Full marks to the dynamic Simon Walker of the British Venture Capital Association, who brought his fellow New Zealander Sir Roger Douglas over to explain how to turn around a failing economy and overblown government That's what he did as NZ Finance Minister in just three short years in the 1980s. Even though he was a Labour Minister, he ripped into trade protections and subsidies, ended exchange controls, cut the deficit, halved income tax, let markets and not the state lead development, and brought honesty and transparency to government accounting.
His key messages? Act decisively, and act quickly. You only get one shot at this. Don't give the special-interest groups time to band together and drag you down.
The only durable changes are the big structural ones: prune a bit off programmes here and there and before you know it, they will sprout again even more vigourously. No upper limit of 25% or even 40% cuts for Douglas. He says you need to ask whether each function and department should exist at all. Their real cost is not the central staff bill, but all the ongoing expenditure programmes they dream up for themselves and others to do. So decide what functions you really have to provide; cut out the inessential programmes and departments entirely; then see how those core functions are best provided, and by whom.
Package your reforms, says Douglas, so that people can see you are protecting the most vital government functions, and can see a chink of light even through the dark days of tax rises and spending cuts.

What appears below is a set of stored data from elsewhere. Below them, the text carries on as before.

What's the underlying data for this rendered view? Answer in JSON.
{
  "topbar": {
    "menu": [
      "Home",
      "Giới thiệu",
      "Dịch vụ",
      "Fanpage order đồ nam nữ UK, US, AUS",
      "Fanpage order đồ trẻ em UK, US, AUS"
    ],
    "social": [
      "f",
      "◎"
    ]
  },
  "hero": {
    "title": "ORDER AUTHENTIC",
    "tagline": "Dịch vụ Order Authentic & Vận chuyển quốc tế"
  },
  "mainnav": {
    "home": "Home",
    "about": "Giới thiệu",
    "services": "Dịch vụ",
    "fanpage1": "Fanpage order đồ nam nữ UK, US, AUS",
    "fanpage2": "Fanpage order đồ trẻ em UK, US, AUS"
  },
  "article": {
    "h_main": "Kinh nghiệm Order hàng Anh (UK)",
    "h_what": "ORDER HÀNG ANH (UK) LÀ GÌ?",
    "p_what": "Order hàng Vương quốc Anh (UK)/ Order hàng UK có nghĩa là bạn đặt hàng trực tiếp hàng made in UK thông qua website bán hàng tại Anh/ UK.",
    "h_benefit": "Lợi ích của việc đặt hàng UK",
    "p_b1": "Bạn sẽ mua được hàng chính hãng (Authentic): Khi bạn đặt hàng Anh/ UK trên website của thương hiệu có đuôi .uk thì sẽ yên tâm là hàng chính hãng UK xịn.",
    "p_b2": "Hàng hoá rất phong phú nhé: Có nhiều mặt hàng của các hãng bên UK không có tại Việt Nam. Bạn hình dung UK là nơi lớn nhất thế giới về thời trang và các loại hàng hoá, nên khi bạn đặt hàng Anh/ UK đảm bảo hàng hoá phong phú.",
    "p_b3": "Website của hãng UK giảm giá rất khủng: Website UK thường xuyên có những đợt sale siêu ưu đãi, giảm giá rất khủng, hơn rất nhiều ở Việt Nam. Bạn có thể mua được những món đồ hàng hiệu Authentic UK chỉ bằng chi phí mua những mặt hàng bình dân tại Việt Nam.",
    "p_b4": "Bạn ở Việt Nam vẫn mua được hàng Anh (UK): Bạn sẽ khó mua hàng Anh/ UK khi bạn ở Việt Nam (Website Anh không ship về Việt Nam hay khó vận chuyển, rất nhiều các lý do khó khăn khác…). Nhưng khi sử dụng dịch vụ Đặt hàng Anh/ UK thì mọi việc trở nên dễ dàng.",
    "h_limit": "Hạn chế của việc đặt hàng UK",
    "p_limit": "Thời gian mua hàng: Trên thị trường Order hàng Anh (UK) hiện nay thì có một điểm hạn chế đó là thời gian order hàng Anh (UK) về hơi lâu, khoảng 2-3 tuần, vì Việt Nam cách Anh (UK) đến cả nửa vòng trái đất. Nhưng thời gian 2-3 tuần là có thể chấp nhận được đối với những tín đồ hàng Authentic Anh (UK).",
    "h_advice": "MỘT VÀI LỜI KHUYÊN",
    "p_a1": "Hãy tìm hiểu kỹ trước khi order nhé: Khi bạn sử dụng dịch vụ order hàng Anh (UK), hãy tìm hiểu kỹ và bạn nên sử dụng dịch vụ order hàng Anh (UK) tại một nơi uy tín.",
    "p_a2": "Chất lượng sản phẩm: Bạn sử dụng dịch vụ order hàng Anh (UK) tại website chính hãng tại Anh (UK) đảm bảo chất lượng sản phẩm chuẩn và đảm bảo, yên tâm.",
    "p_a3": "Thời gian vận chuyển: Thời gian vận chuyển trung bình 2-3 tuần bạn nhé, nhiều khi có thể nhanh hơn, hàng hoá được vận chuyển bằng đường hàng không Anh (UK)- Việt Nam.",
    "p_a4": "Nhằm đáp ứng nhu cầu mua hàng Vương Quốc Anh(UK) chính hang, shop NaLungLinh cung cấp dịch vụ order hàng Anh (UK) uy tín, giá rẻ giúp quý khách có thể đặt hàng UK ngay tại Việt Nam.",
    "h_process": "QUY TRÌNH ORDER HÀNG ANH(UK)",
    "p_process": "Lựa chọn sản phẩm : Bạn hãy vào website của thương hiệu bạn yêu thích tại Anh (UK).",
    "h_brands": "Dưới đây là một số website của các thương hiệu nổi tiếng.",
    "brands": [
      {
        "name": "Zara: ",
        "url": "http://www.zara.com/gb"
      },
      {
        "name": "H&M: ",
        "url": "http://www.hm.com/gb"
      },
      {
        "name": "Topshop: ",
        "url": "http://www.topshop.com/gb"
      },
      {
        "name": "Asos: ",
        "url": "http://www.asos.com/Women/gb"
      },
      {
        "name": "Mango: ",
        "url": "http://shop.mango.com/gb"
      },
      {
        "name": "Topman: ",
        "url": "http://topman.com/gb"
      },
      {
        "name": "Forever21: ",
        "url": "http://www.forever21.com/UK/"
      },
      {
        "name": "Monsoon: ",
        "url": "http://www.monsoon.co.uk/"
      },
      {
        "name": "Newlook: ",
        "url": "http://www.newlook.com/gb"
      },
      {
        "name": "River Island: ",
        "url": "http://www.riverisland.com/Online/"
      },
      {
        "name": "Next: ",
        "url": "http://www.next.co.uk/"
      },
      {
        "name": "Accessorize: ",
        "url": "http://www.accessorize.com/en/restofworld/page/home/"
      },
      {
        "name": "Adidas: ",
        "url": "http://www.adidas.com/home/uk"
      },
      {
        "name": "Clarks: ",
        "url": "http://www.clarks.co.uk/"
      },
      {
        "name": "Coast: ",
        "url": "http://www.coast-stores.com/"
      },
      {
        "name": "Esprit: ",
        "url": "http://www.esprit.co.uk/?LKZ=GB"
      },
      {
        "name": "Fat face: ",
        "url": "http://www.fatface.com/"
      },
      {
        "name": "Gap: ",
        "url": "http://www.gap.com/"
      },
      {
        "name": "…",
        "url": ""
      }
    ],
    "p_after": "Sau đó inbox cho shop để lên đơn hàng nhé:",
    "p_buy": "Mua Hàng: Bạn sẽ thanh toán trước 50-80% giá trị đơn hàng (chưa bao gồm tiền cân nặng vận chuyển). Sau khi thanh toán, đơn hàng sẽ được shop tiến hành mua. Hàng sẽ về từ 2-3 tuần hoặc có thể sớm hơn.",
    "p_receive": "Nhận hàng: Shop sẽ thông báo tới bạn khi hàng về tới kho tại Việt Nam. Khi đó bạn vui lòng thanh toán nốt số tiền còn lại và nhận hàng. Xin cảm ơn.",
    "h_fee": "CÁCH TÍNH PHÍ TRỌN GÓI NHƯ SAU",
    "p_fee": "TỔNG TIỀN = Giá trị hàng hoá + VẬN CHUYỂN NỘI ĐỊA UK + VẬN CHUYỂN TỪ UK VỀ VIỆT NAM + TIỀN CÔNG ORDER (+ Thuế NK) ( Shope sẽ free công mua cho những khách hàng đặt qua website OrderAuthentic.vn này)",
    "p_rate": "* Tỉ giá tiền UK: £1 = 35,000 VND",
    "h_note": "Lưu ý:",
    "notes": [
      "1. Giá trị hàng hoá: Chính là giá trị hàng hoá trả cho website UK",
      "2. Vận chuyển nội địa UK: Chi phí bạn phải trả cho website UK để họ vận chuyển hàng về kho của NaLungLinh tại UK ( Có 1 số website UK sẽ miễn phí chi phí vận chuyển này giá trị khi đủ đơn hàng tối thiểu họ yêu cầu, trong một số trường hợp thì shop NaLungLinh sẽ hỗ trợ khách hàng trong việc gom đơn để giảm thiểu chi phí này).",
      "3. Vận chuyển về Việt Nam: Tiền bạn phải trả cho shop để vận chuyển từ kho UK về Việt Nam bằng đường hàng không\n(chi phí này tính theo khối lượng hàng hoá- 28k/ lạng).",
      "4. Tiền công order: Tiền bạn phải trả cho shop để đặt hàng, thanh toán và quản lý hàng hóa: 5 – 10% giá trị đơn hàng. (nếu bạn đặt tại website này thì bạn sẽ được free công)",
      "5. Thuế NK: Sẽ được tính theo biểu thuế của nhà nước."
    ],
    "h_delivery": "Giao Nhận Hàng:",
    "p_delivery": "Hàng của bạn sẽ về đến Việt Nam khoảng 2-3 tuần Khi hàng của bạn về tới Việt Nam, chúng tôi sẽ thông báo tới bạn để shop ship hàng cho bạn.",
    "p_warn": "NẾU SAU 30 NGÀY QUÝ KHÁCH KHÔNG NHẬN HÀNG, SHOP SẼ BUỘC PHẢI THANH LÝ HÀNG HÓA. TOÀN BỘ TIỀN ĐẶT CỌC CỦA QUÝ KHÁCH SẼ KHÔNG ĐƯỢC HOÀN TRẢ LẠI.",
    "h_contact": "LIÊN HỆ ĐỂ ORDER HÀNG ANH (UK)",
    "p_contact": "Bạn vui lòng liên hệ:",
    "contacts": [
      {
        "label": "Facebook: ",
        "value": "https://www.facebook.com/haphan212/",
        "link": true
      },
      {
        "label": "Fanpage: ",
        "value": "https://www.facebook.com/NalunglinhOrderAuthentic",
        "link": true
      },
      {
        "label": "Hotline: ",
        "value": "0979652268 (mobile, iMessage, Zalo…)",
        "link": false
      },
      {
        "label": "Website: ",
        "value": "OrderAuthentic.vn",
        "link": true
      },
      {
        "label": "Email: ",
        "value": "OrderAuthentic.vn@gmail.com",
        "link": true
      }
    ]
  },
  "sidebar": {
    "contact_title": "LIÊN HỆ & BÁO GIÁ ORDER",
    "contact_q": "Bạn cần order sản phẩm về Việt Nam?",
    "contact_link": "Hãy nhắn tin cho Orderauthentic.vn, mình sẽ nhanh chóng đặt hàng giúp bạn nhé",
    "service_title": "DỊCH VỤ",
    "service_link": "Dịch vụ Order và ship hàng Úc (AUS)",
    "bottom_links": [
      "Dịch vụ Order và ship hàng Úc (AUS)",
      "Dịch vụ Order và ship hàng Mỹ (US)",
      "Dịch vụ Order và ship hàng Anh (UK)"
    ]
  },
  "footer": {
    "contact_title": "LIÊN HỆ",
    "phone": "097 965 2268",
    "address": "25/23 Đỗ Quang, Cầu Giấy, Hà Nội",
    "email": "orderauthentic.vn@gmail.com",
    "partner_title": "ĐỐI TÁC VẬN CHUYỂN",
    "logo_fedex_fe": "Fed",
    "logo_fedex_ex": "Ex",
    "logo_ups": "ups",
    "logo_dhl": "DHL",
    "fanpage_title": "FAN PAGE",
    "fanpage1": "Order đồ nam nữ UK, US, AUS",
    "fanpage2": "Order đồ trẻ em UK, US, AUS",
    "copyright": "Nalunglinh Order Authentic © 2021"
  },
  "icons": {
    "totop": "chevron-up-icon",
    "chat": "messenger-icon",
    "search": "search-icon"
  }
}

And communicating your plans is vital.You need good people clearly briefing journalists and MPs so they know what your clear objectives are and how you are working towards them. And be frank: tell them the downside as well as the upside, so they are prepared for it when it hits.
Douglas says his biggest boost came from making state programmes properly commercialised, and giving local managers the power to manage. Some state enterprises halved in size because managers knew that most of the jobs were non-jobs, and productivity soared. 'Able people had been trapped in jobs that didn't use their talents,' says Douglas.
Civil servants were put on five-year contracts and performance pay – overspending shuddered to a halt because civil servants lost money if they overspent. Ministers and chief executives would agree employment contracts, pay, pensions and so on for their own workforce – ending the bureaucratic 'grade' culture. And any pensions promised to civil servants had to be fully funded.